In short, information flows move more quickly than existing business methods. An interesting illustration of this flow for video is Twiddeo here. Government officials have their work cut out for them with regard to ownership, copyright, and related issues.
But…
As I read this article, I thought about the problem Google has at this time with real time content. Google’s indexing methods are simply not set up to handle near instantaneous indexing of content regardless of type. In fact, fresh search results on Google News are stale when one has been tracking “events” via a Twitter like service.
As important is the “stepping back” function. On Google’s search results displays, how do I know what is moving in near real time; that is, what’s a breaking idea, trend, or Tweet? The answer is, “I don’t.” I can hack a solution with Google tools, but even then the speed of the flow is gated by Google’s existing indexing throughput. To illustrate the gap, run a query for American Idol on Google News and then run the query on Tweetmeme.com.
Two different slants biased by time. In short, copyright problem and Google problem.
Stephen Arnold, May 24, 2009
Google, YouTube, and Digital Volume
May 22, 2009
Short honk: A year or so ago, I learned that Google received about one million new video objects per month.
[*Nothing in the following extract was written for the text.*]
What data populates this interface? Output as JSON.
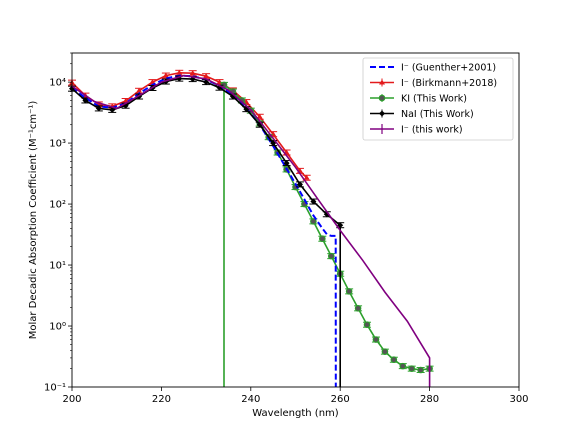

TechCrunch reported here that Google’s YouTube.com ingests about 20 hours of video every minute. I don’t know if this estimate is spot on, but it is clear that YouTube is amassing one of the world’s largest collections of rich text content in digital form. For me, the most interesting information in the write up was:
Back in 2007, shortly after Google bought the service, it was 6 hours of footage being uploaded every minute. As recently as January of this year, that number had grown to 15 hours, according to the YouTube blog. Now it’s 20 — soon it will be 24.
Lots of data means opportunity for the GOOG. I am looking forward to having the audio information searchable.